Several year files are in /data/BigData/ghcn-daily/ on the Pandora machines that were pulled from the "by_year" directory at ftp://ftp.ncdc.noaa.gov/pub/data/ghcn/daily/. That same directory also has a file called ghcnd-stations.txt that you will need to answer the questions for this week. You will need to read some of the support files on the website in order to get information on the format of the data files.

All the code that you write to answer these questions should be put in a package called sparkrdd2 in the assignment repository. You should also make a file called sparkrdd2.md in the top level of your repository that includes a write-up with your answers to the questions and any requested plots. Make sure to mention in your write-up who you worked with during the in-class portion.

In-Class Questions:

1. What location has reported the largest temperature difference in one day (TMAX-TMIN) in 2019? What is the difference and when did it happen?

2. What location has reported the largest difference between min and max temperatures overall in 2019? What was the difference?

3. What is the standard deviation of the high temperatures for all US stations? What about low temperatures?

4. How many stations reported data in both 1987 and 2019?

Out of Class Class Questions:

5. Does temperature variability change with latitude in the US in 2019? Consider three groups of latitude: lat<35, 35<lat<42, and 42<lat. Answer this question in the following three ways.

a. Standard deviation of high temperatures.

b. Standard deviation of average daily temperatures (when you have both a high and a low for a given day at a given station).

c. Make histograms of the high temps for all stations in each of the regions so you can visually inspect the breadth of the distribution.

6. Plot the average high temperature for every station that has reported temperature data in 2019 with a scatter plot using longitude and latitude for x and y and the average daily temperature for color. Make 100F or higher solid red, 50F solid green, and 0F or lower solid blue. Use a SwiftVis2 ColorGradient for the scatter plot color.

7. How much has the average land temperature changed from 1897 to 2019? We will calculate this in a few ways.

a. Calculate the average of all temperature values of all stations for 1897 and compare to the same for 2019.

b. Calculate the average of all temperature values only for stations that reported temperature data for both 1897 and 2019.

c.

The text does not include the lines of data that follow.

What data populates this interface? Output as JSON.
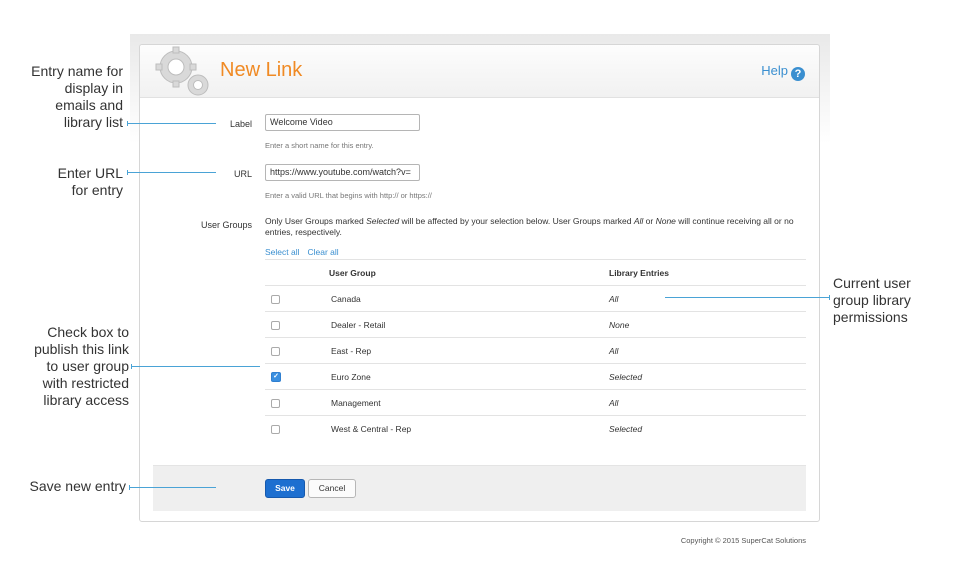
{
  "header": {
    "title": "New Link",
    "help_label": "Help",
    "help_icon": "?"
  },
  "form": {
    "label_field": {
      "label": "Label",
      "value": "Welcome Video",
      "hint": "Enter a short name for this entry."
    },
    "url_field": {
      "label": "URL",
      "value": "https://www.youtube.com/watch?v=",
      "hint": "Enter a valid URL that begins with http:// or https://"
    },
    "user_groups": {
      "label": "User Groups",
      "desc_part1": "Only User Groups marked ",
      "desc_em1": "Selected",
      "desc_part2": " will be affected by your selection below. User Groups marked ",
      "desc_em2": "All",
      "desc_part3": " or ",
      "desc_em3": "None",
      "desc_part4": " will continue receiving all or no entries, respectively.",
      "select_all": "Select all",
      "clear_all": "Clear all"
    }
  },
  "table": {
    "columns": [
      "User Group",
      "Library Entries"
    ],
    "rows": [
      {
        "group": "Canada",
        "entries": "All",
        "checked": false
      },
      {
        "group": "Dealer - Retail",
        "entries": "None",
        "checked": false
      },
      {
        "group": "East - Rep",
        "entries": "All",
        "checked": false
      },
      {
        "group": "Euro Zone",
        "entries": "Selected",
        "checked": true
      },
      {
        "group": "Management",
        "entries": "All",
        "checked": false
      },
      {
        "group": "West & Central - Rep",
        "entries": "Selected",
        "checked": false
      }
    ]
  },
  "footer": {
    "save_label": "Save",
    "cancel_label": "Cancel"
  },
  "copyright": "Copyright © 2015 SuperCat Solutions",
  "annotations": {
    "entry_name": [
      "Entry name for",
      "display in",
      "emails and",
      "library list"
    ],
    "enter_url": [
      "Enter URL",
      "for entry"
    ],
    "check_box": [
      "Check box to",
      "publish this link",
      "to user group",
      "with restricted",
      "library access"
    ],
    "save_entry": [
      "Save new entry"
    ],
    "current_perms": [
      "Current user",
      "group library",
      "permissions"
    ]
  },
  "colors": {
    "title": "#f08a24",
    "link": "#3a8fd0",
    "primary_button": "#1d6fd0",
    "annotation_line": "#4aa3d6"
  }
}
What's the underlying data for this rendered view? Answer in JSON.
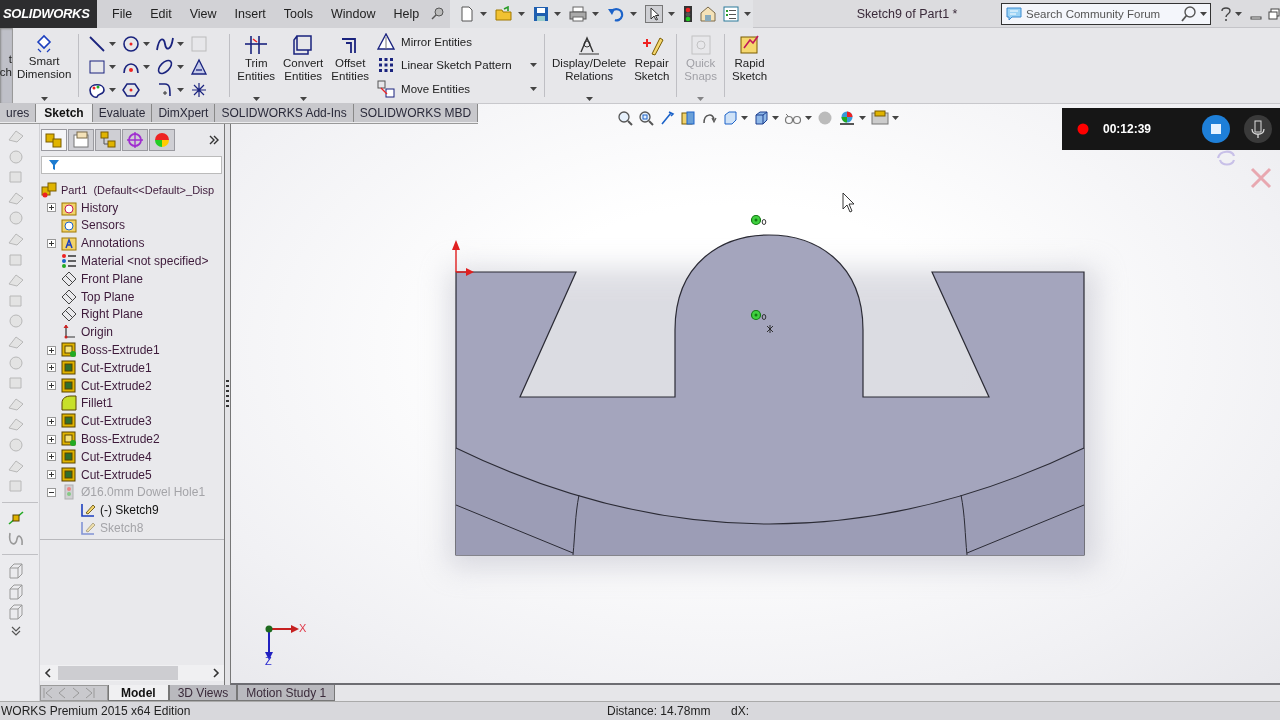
{
  "app": {
    "logo": "SOLIDWORKS",
    "menu": [
      "File",
      "Edit",
      "View",
      "Insert",
      "Tools",
      "Window",
      "Help"
    ],
    "title": "Sketch9 of Part1 *",
    "search": {
      "placeholder": "Search Community Forum"
    }
  },
  "ribbon": {
    "exit_sketch": {
      "label_lines": [
        "t",
        "ch"
      ],
      "selected": true
    },
    "items": [
      {
        "kind": "button",
        "label": "Smart Dimension",
        "dropdown": true,
        "disabled": false
      },
      {
        "kind": "tool-grid"
      },
      {
        "kind": "button",
        "label": "Trim Entities",
        "dropdown": true,
        "disabled": false
      },
      {
        "kind": "button",
        "label": "Convert Entities",
        "dropdown": true,
        "disabled": false
      },
      {
        "kind": "button",
        "label": "Offset Entities",
        "dropdown": false,
        "disabled": false
      },
      {
        "kind": "stack",
        "entries": [
          {
            "label": "Mirror Entities",
            "dropdown": false
          },
          {
            "label": "Linear Sketch Pattern",
            "dropdown": true
          },
          {
            "label": "Move Entities",
            "dropdown": true
          }
        ]
      },
      {
        "kind": "button",
        "label": "Display/Delete Relations",
        "dropdown": true,
        "disabled": false
      },
      {
        "kind": "button",
        "label": "Repair Sketch",
        "dropdown": false,
        "disabled": false
      },
      {
        "kind": "button",
        "label": "Quick Snaps",
        "dropdown": true,
        "disabled": true
      },
      {
        "kind": "button",
        "label": "Rapid Sketch",
        "dropdown": false,
        "disabled": false
      }
    ]
  },
  "command_tabs": [
    {
      "label": "ures",
      "selected": false
    },
    {
      "label": "Sketch",
      "selected": true
    },
    {
      "label": "Evaluate",
      "selected": false
    },
    {
      "label": "DimXpert",
      "selected": false
    },
    {
      "label": "SOLIDWORKS Add-Ins",
      "selected": false
    },
    {
      "label": "SOLIDWORKS MBD",
      "selected": false
    }
  ],
  "panel_tabs": [
    {
      "selected": true
    },
    {
      "selected": false
    },
    {
      "selected": false
    },
    {
      "selected": false
    },
    {
      "selected": false
    }
  ],
  "tree": {
    "label": "Part1  (Default<<Default>_Disp",
    "kind": "part",
    "children": [
      {
        "label": "History",
        "kind": "history",
        "expanded": false,
        "disabled": false
      },
      {
        "label": "Sensors",
        "kind": "sensors",
        "disabled": false
      },
      {
        "label": "Annotations",
        "kind": "annotations",
        "expanded": false,
        "disabled": false
      },
      {
        "label": "Material <not specified>",
        "kind": "material",
        "disabled": false
      },
      {
        "label": "Front Plane",
        "kind": "plane",
        "disabled": false
      },
      {
        "label": "Top Plane",
        "kind": "plane",
        "disabled": false
      },
      {
        "label": "Right Plane",
        "kind": "plane",
        "disabled": false
      },
      {
        "label": "Origin",
        "kind": "origin",
        "disabled": false
      },
      {
        "label": "Boss-Extrude1",
        "kind": "boss",
        "expanded": false,
        "disabled": false
      },
      {
        "label": "Cut-Extrude1",
        "kind": "cut",
        "expanded": false,
        "disabled": false
      },
      {
        "label": "Cut-Extrude2",
        "kind": "cut",
        "expanded": false,
        "disabled": false
      },
      {
        "label": "Fillet1",
        "kind": "fillet",
        "disabled": false
      },
      {
        "label": "Cut-Extrude3",
        "kind": "cut",
        "expanded": false,
        "disabled": false
      },
      {
        "label": "Boss-Extrude2",
        "kind": "boss",
        "expanded": false,
        "disabled": false
      },
      {
        "label": "Cut-Extrude4",
        "kind": "cut",
        "expanded": false,
        "disabled": false
      },
      {
        "label": "Cut-Extrude5",
        "kind": "cut",
        "expanded": false,
        "disabled": false
      },
      {
        "label": "Ø16.0mm Dowel Hole1",
        "kind": "hole",
        "expanded": true,
        "disabled": true,
        "children": [
          {
            "label": "(-) Sketch9",
            "kind": "sketch",
            "disabled": false
          },
          {
            "label": "Sketch8",
            "kind": "sketch",
            "disabled": true
          }
        ]
      }
    ]
  },
  "recording": {
    "time": "00:12:39"
  },
  "triad": {
    "x_label": "X",
    "z_label": "Z"
  },
  "bottom_tabs": [
    {
      "label": "Model",
      "selected": true
    },
    {
      "label": "3D Views",
      "selected": false
    },
    {
      "label": "Motion Study 1",
      "selected": false
    }
  ],
  "status_bar": {
    "edition": "WORKS Premium 2015 x64 Edition",
    "distance": "Distance: 14.78mm",
    "dx": "dX:"
  }
}
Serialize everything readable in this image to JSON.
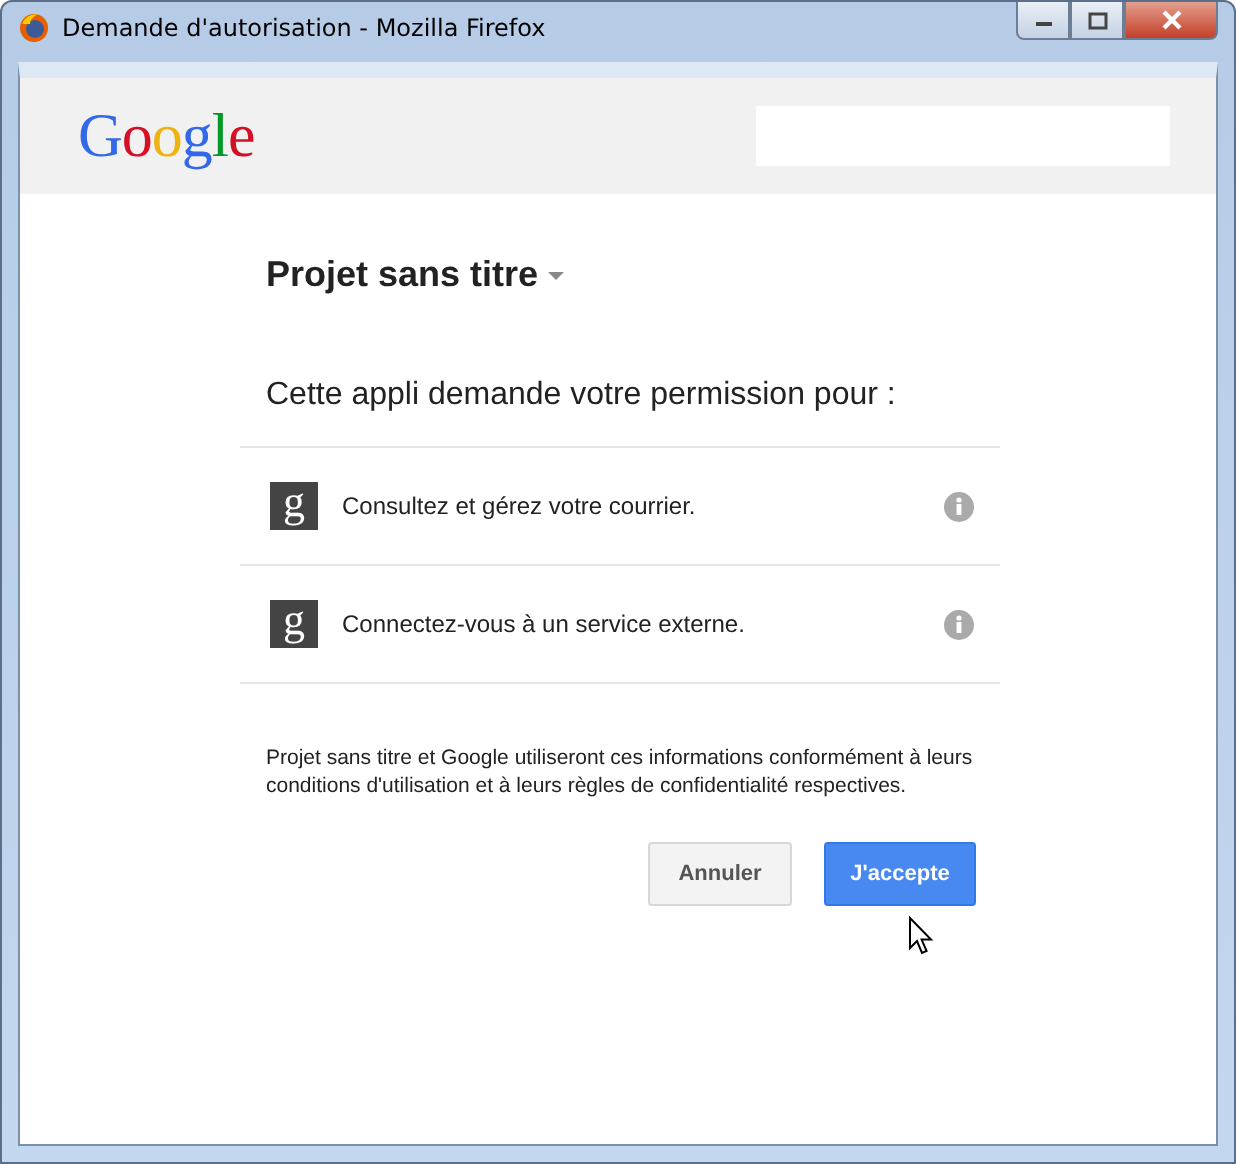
{
  "window": {
    "title": "Demande d'autorisation - Mozilla Firefox"
  },
  "header": {
    "logo": "Google"
  },
  "project": {
    "name": "Projet sans titre"
  },
  "prompt": "Cette appli demande votre permission pour :",
  "permissions": [
    {
      "icon_letter": "g",
      "text": "Consultez et gérez votre courrier."
    },
    {
      "icon_letter": "g",
      "text": "Connectez-vous à un service externe."
    }
  ],
  "legal": "Projet sans titre et Google utiliseront ces informations conformément à leurs conditions d'utilisation et à leurs règles de confidentialité respectives.",
  "buttons": [
    {
      "label": "Annuler",
      "kind": "secondary"
    },
    {
      "label": "J'accepte",
      "kind": "primary"
    }
  ]
}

Plot data using approach (a) for all years I give you data for from 1897 to 2019. (On the Pandora machines under /data/BigData/ghcn-daily you will find a file for every 10 years from 1897 to 2017 plus 2018 and 2019.)

d. Plot data using approach (b) for all years I give you data for from 1897 to 2019. (Use the files for every 10 years plus the most recent data.)

8. Describe the relative merits and flaws with approach (a) and (b) for question 7. What would be a better approach to answering that question?

9. While answering any of the above questions, did you find anything that makes you believe there is a flaw in the data? If so, what was it, and how would you propose identifying and removing such flaws in serious analysis?

10. What is the correlation coefficient between high temperatures and rainfall for San Antonio in 2019? Note that you can only use values from the same date and station for the correlation.